FRÉDÉRIC LENOIR ET LA DIVINITÉ DU CHRIST

          Voilà qu’une controverse pointe dans le Landernau à propos du dernier livre de Frédéric Lenoir, Comment Jésus est devenu Dieu (Fayard).

         Pourquoi ? Parce que, selon La Croix du 28-10-10, ce livre « connaît un succès… qui a de quoi inquiéter. » Au point qu’un des derniers théologiens français encore en activité, le jésuite Bernard Sesboüé, éprouve le besoin de publier une Réponse à Frédéric Lenoir (1) .

          La chose est rare : depuis l’Affaire Renan, l’Église catholique sait qu’elle ne gagne rien à créer ou entretenir une polémique sur les questions dogmatiques. Son attitude habituelle est le silence : étouffer la voix des dissidents.

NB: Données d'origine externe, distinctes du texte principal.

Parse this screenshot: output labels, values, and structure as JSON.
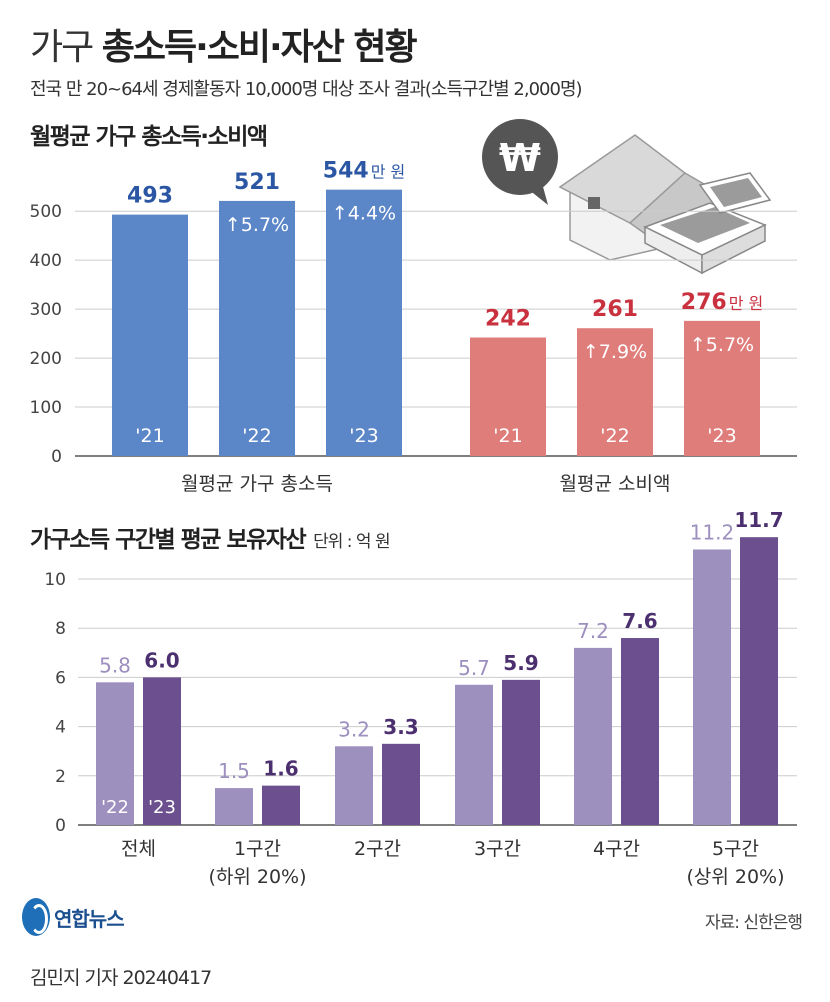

          Mais F. Lenoir est-il un dissident ?

           En 1865, David Srauss publiait Le Christ de la foi et le Jésus de l’Histoire, établissant une distinction devenue classique : la personne historique de Jésus est autre que le Christ de la foi des chrétiens. Son étude faisait suite à la Vie de Jésus d’Ernest Renan (1863), qui venait de connaître un énorme succès de librairie.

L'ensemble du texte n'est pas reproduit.